Area ini telah dapat diakses oleh koresponden Gedung Putih selama beberapa dekade, mendukung arus informasi yang bebas antara presiden dan publik.

Gedung Putih mengatakan tindakan keras ini dilakukan karena alasan keamanan.

"Kebijakan ini akan memastikan kepatuhan terhadap praktik terbaik terkait akses ke materi sensitif," demikian ditegaskan dalam memo Gedung Putih pada Jumat malam lalu, 31 Oktober 2025.

Menanggapi hal ini, Asosiasi Koresponden Gedung Putih, yang mewakili ratusan wartawan berlisensi, mengatakan bahwa mereka "dengan tegas menentang segala upaya" untuk membatasi wartawan dari area yang telah lama dapat diakses untuk pengumpulan berita, "termasuk kantor sekretaris pers."

"Pembatasan baru ini menghambat kemampuan korps pers untuk menanyai pejabat, memastikan transparansi, dan meminta pertanggungjawaban pemerintah, yang merugikan publik Amerika," kata asosiasi tersebut.

Seperti yang dijelaskan Jeff Zeleny dari CNN, para reporter secara rutin "menunggu di aula" di dekat kantor sekretaris pers dan mencari informasi dari para asisten komunikasi. "Ketika ada berita terbaru, hal itu sering terjadi," kata Zeleny.

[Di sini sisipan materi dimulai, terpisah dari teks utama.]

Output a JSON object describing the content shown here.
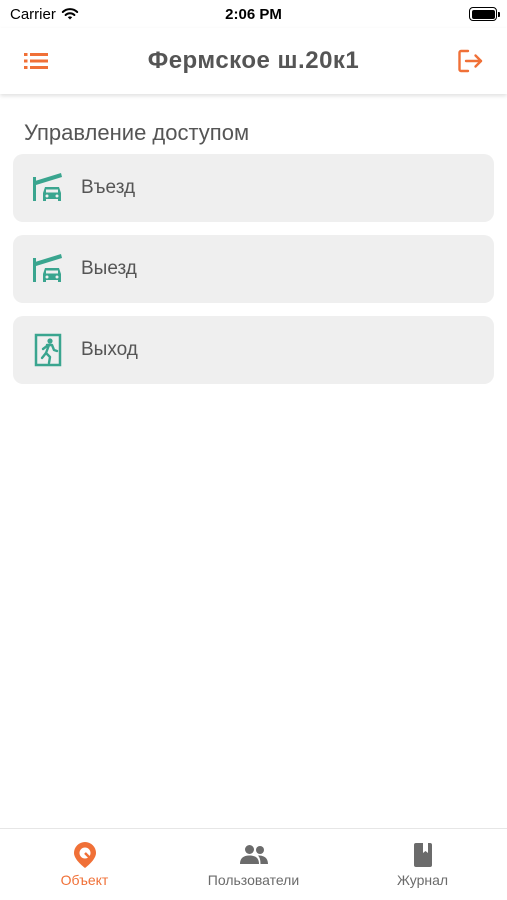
{
  "status": {
    "carrier": "Carrier",
    "time": "2:06 PM"
  },
  "nav": {
    "title": "Фермское ш.20к1",
    "menu_icon": "list-icon",
    "logout_icon": "logout-icon"
  },
  "section": {
    "title": "Управление доступом"
  },
  "items": [
    {
      "label": "Въезд",
      "icon": "barrier-car-icon"
    },
    {
      "label": "Выезд",
      "icon": "barrier-car-icon"
    },
    {
      "label": "Выход",
      "icon": "exit-door-icon"
    }
  ],
  "tabs": [
    {
      "label": "Объект",
      "icon": "location-pin-icon",
      "active": true
    },
    {
      "label": "Пользователи",
      "icon": "people-icon",
      "active": false
    },
    {
      "label": "Журнал",
      "icon": "book-icon",
      "active": false
    }
  ],
  "colors": {
    "accent": "#f07037",
    "icon_teal": "#3aa58f",
    "card_bg": "#efefef",
    "text": "#555555"
  }
}
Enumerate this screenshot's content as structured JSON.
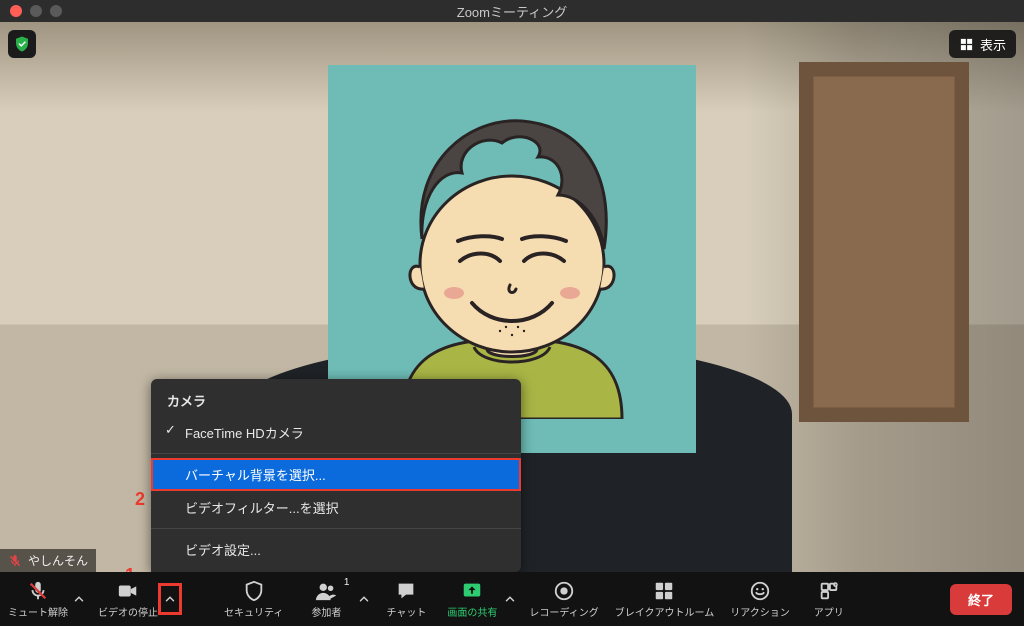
{
  "window": {
    "title": "Zoomミーティング"
  },
  "top": {
    "view_label": "表示"
  },
  "participant": {
    "name": "やしんそん"
  },
  "video_menu": {
    "section_camera": "カメラ",
    "camera_option": "FaceTime HDカメラ",
    "virtual_bg": "バーチャル背景を選択...",
    "video_filter": "ビデオフィルター...を選択",
    "video_settings": "ビデオ設定..."
  },
  "annotations": {
    "one": "1",
    "two": "2"
  },
  "toolbar": {
    "mute": "ミュート解除",
    "video": "ビデオの停止",
    "security": "セキュリティ",
    "participants": "参加者",
    "participants_count": "1",
    "chat": "チャット",
    "share": "画面の共有",
    "record": "レコーディング",
    "breakout": "ブレイクアウトルーム",
    "reactions": "リアクション",
    "apps": "アプリ",
    "end": "終了"
  }
}
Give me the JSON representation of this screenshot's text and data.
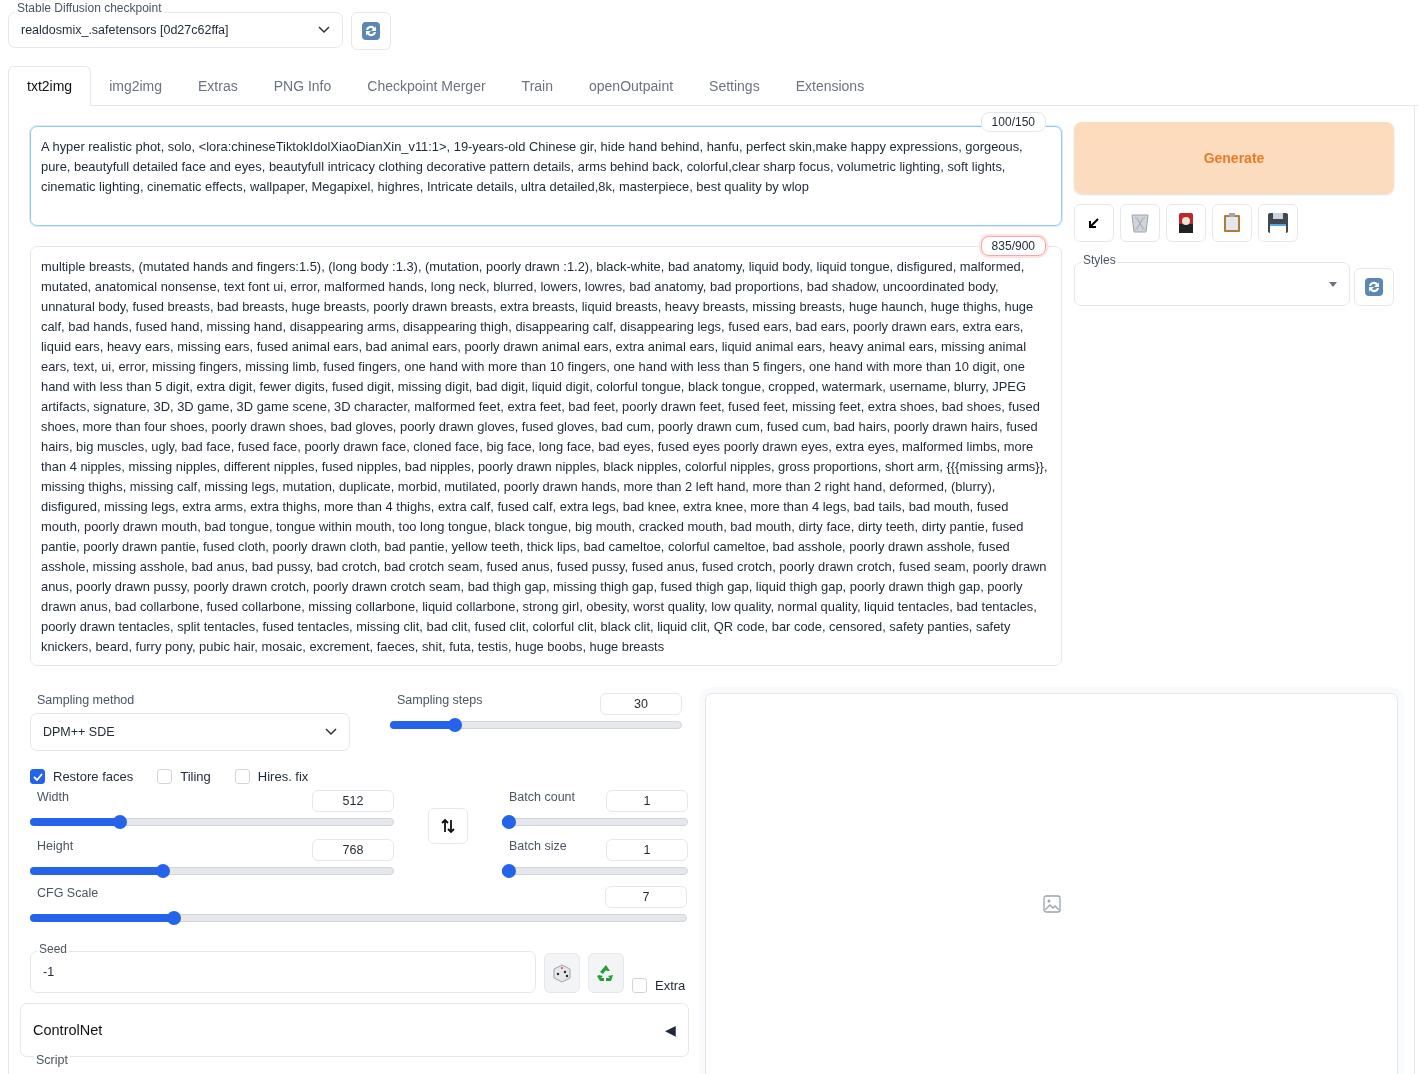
{
  "checkpoint": {
    "label": "Stable Diffusion checkpoint",
    "value": "realdosmix_.safetensors [0d27c62ffa]"
  },
  "tabs": [
    {
      "label": "txt2img",
      "selected": true
    },
    {
      "label": "img2img",
      "selected": false
    },
    {
      "label": "Extras",
      "selected": false
    },
    {
      "label": "PNG Info",
      "selected": false
    },
    {
      "label": "Checkpoint Merger",
      "selected": false
    },
    {
      "label": "Train",
      "selected": false
    },
    {
      "label": "openOutpaint",
      "selected": false
    },
    {
      "label": "Settings",
      "selected": false
    },
    {
      "label": "Extensions",
      "selected": false
    }
  ],
  "prompt": {
    "counter": "100/150",
    "value": "A hyper realistic phot, solo, <lora:chineseTiktokIdolXiaoDianXin_v11:1>, 19-years-old Chinese gir, hide hand behind, hanfu, perfect skin,make happy expressions, gorgeous, pure, beautyfull detailed face and eyes, beautyfull intricacy clothing decorative pattern details, arms behind back, colorful,clear sharp focus, volumetric lighting, soft lights, cinematic lighting, cinematic effects, wallpaper, Megapixel, highres, Intricate details,  ultra detailed,8k, masterpiece, best quality by wlop"
  },
  "negative_prompt": {
    "counter": "835/900",
    "value": "multiple breasts, (mutated hands and fingers:1.5), (long body :1.3), (mutation, poorly drawn :1.2), black-white, bad anatomy, liquid body, liquid tongue, disfigured, malformed, mutated, anatomical nonsense, text font ui, error, malformed hands, long neck, blurred, lowers, lowres, bad anatomy, bad proportions, bad shadow, uncoordinated body, unnatural body, fused breasts, bad breasts, huge breasts, poorly drawn breasts, extra breasts, liquid breasts, heavy breasts, missing breasts, huge haunch, huge thighs, huge calf, bad hands, fused hand, missing hand, disappearing arms, disappearing thigh, disappearing calf, disappearing legs, fused ears, bad ears, poorly drawn ears, extra ears, liquid ears, heavy ears, missing ears, fused animal ears, bad animal ears, poorly drawn animal ears, extra animal ears, liquid animal ears, heavy animal ears, missing animal ears, text, ui, error, missing fingers, missing limb, fused fingers, one hand with more than 10 fingers, one hand with less than 5 fingers, one hand with more than 10 digit, one hand with less than 5 digit, extra digit, fewer digits, fused digit, missing digit, bad digit, liquid digit, colorful tongue, black tongue, cropped, watermark, username, blurry, JPEG artifacts, signature, 3D, 3D game, 3D game scene, 3D character, malformed feet, extra feet, bad feet, poorly drawn feet, fused feet, missing feet, extra shoes, bad shoes, fused shoes, more than four shoes, poorly drawn shoes, bad gloves, poorly drawn gloves, fused gloves, bad cum, poorly drawn cum, fused cum, bad hairs, poorly drawn hairs, fused hairs, big muscles, ugly, bad face, fused face, poorly drawn face, cloned face, big face, long face, bad eyes, fused eyes poorly drawn eyes, extra eyes, malformed limbs, more than 4 nipples, missing nipples, different nipples, fused nipples, bad nipples, poorly drawn nipples, black nipples, colorful nipples, gross proportions, short arm, {{{missing arms}}, missing thighs, missing calf, missing legs, mutation, duplicate, morbid, mutilated, poorly drawn hands, more than 2 left hand, more than 2 right hand, deformed, (blurry), disfigured, missing legs, extra arms, extra thighs, more than 4 thighs, extra calf, fused calf, extra legs, bad knee, extra knee, more than 4 legs, bad tails, bad mouth, fused mouth, poorly drawn mouth, bad tongue, tongue within mouth, too long tongue, black tongue, big mouth, cracked mouth, bad mouth, dirty face, dirty teeth, dirty pantie, fused pantie, poorly drawn pantie, fused cloth, poorly drawn cloth, bad pantie, yellow teeth, thick lips, bad cameltoe, colorful cameltoe, bad asshole, poorly drawn asshole, fused asshole, missing asshole, bad anus, bad pussy, bad crotch, bad crotch seam, fused anus, fused pussy, fused anus, fused crotch, poorly drawn crotch, fused seam, poorly drawn anus, poorly drawn pussy, poorly drawn crotch, poorly drawn crotch seam, bad thigh gap, missing thigh gap, fused thigh gap, liquid thigh gap, poorly drawn thigh gap, poorly drawn anus, bad collarbone, fused collarbone, missing collarbone, liquid collarbone, strong girl, obesity, worst quality, low quality, normal quality, liquid tentacles, bad tentacles, poorly drawn tentacles, split tentacles, fused tentacles, missing clit, bad clit, fused clit, colorful clit, black clit, liquid clit, QR code, bar code, censored, safety panties, safety knickers, beard, furry pony, pubic hair, mosaic, excrement, faeces, shit, futa, testis, huge boobs, huge breasts"
  },
  "generate_button": "Generate",
  "styles": {
    "label": "Styles"
  },
  "sampling_method": {
    "label": "Sampling method",
    "value": "DPM++ SDE"
  },
  "sliders": [
    {
      "label": "Sampling steps",
      "value": "30",
      "level": 0.21
    },
    {
      "label": "Width",
      "value": "512",
      "level": 0.236
    },
    {
      "label": "Batch count",
      "value": "1",
      "level": 0
    },
    {
      "label": "Height",
      "value": "768",
      "level": 0.36
    },
    {
      "label": "Batch size",
      "value": "1",
      "level": 0
    },
    {
      "label": "CFG Scale",
      "value": "7",
      "level": 0.213
    }
  ],
  "checkboxes": [
    {
      "label": "Restore faces",
      "checked": true
    },
    {
      "label": "Tiling",
      "checked": false
    },
    {
      "label": "Hires. fix",
      "checked": false
    }
  ],
  "seed": {
    "label": "Seed",
    "value": "-1",
    "extra": {
      "label": "Extra",
      "checked": false
    }
  },
  "controlnet": {
    "title": "ControlNet",
    "toggle": "◀"
  },
  "script": {
    "label": "Script"
  }
}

Sekarang, "para reporter hanya akan memiliki akses ke sejumlah kecil kantor penasihat junior, asisten junior, dan sekretaris pers junior," menurut Gedung Putih.

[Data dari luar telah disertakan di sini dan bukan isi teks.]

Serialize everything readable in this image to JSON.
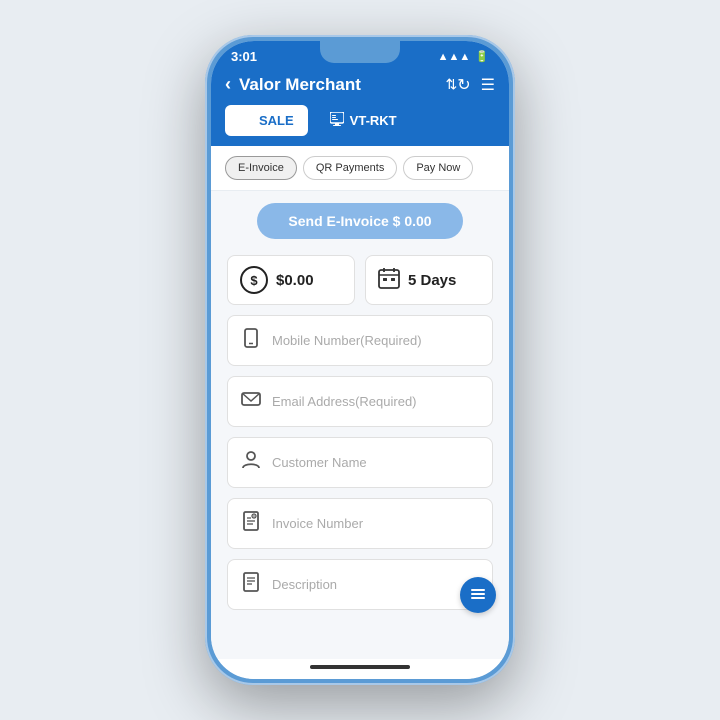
{
  "status_bar": {
    "time": "3:01",
    "wifi_icon": "wifi",
    "battery_icon": "battery"
  },
  "header": {
    "back_label": "‹",
    "title": "Valor Merchant",
    "transfer_icon": "⇅",
    "refresh_icon": "↻",
    "menu_icon": "☰"
  },
  "tabs": [
    {
      "id": "sale",
      "label": "SALE",
      "icon": "list",
      "active": true
    },
    {
      "id": "vt-rkt",
      "label": "VT-RKT",
      "icon": "terminal",
      "active": false
    }
  ],
  "sub_tabs": [
    {
      "label": "E-Invoice",
      "active": true
    },
    {
      "label": "QR Payments",
      "active": false
    },
    {
      "label": "Pay Now",
      "active": false
    }
  ],
  "send_button": {
    "label": "Send E-Invoice $ 0.00"
  },
  "amount_box": {
    "icon": "$",
    "value": "$0.00"
  },
  "days_box": {
    "value": "5 Days"
  },
  "fields": [
    {
      "id": "mobile",
      "placeholder": "Mobile Number(Required)",
      "icon_type": "phone"
    },
    {
      "id": "email",
      "placeholder": "Email Address(Required)",
      "icon_type": "email"
    },
    {
      "id": "customer",
      "placeholder": "Customer Name",
      "icon_type": "person"
    },
    {
      "id": "invoice",
      "placeholder": "Invoice Number",
      "icon_type": "invoice"
    },
    {
      "id": "description",
      "placeholder": "Description",
      "icon_type": "desc"
    }
  ],
  "fab": {
    "icon": "≡"
  }
}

Kantor direktur komunikasi Gedung Putih, Steven Cheung, juga dianggap terlarang karena perubahan tersebut.

Cheung, yang secara teratur menunjukkan rasa permusuhan terhadap para reporter di platform media sosial X, menegaskan dalam sebuah unggahan Jumat malam bahwa, "beberapa reporter telah tertangkap" mengambil gambar informasi sensitif dan "menguping rapat tertutup yang bersifat pribadi."

Klaim tersebut menjadi berita bagi para pemimpin korps pers Gedung Putih, yang tidak menyadari adanya rekan kerja yang "tertangkap".

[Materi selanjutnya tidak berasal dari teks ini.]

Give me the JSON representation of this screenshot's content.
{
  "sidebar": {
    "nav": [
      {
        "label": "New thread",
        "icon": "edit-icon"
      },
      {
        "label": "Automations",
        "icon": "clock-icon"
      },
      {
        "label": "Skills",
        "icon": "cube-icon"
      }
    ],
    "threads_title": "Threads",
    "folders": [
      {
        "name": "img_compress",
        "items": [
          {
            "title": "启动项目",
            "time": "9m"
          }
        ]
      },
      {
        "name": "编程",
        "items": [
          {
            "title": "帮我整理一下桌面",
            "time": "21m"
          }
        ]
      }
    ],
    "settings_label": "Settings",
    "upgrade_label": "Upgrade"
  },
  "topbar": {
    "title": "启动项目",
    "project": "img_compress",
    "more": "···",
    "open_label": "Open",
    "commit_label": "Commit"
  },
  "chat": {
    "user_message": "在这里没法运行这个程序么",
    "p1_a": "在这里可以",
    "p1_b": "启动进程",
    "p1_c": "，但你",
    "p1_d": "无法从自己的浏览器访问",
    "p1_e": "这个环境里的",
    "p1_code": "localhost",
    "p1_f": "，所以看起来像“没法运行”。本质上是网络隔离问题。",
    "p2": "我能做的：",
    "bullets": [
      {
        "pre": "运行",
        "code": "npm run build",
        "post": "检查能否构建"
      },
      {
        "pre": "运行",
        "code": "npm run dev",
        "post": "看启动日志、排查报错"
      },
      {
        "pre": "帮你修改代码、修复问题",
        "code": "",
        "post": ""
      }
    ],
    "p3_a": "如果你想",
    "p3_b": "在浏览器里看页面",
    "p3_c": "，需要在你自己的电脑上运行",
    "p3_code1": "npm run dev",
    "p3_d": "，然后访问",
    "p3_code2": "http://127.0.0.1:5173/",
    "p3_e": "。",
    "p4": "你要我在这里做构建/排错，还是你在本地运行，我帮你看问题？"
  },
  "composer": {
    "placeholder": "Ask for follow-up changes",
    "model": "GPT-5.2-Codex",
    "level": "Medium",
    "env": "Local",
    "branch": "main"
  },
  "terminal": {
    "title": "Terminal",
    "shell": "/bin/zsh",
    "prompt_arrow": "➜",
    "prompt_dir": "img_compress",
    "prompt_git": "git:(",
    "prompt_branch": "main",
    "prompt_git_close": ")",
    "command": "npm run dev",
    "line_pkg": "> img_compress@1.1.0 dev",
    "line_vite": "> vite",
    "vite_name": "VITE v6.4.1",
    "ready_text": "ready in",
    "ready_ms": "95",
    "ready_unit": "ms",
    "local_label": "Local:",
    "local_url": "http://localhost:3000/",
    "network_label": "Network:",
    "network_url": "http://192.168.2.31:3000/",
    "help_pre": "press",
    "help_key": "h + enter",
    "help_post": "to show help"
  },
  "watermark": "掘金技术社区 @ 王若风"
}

Di awal masa kepresidenan Bill Clinton, para ajudan Clinton juga berupaya melarang jurnalis memasuki area "pers atas", yang memicu protes keras. Larangan tersebut kemudian dicabut.

Para jurnalis memiliki akses normal ke kantor-kantor tersebut selama masa jabatan pertama Presiden Trump. Namun, pada masa jabatan keduanya, Trump dan para ajudannya telah mengambil beberapa langkah untuk menghambat liputan berita dan menghindari media tradisional.

Musim dingin yang lalu, pemerintah memblokir Associated Press untuk menghadiri beberapa acara di Gedung Putih, yang memicu gugatan Amandemen Pertama yang masih diproses di pengadilan.

Pemerintah juga telah berhenti menerbitkan transkrip pidato Trump; telah mengambil alih tugas-tugas kelompok pers harian; dan telah mengundang komentator pro-Trump yang memujanya ke sesi tanya jawab presiden.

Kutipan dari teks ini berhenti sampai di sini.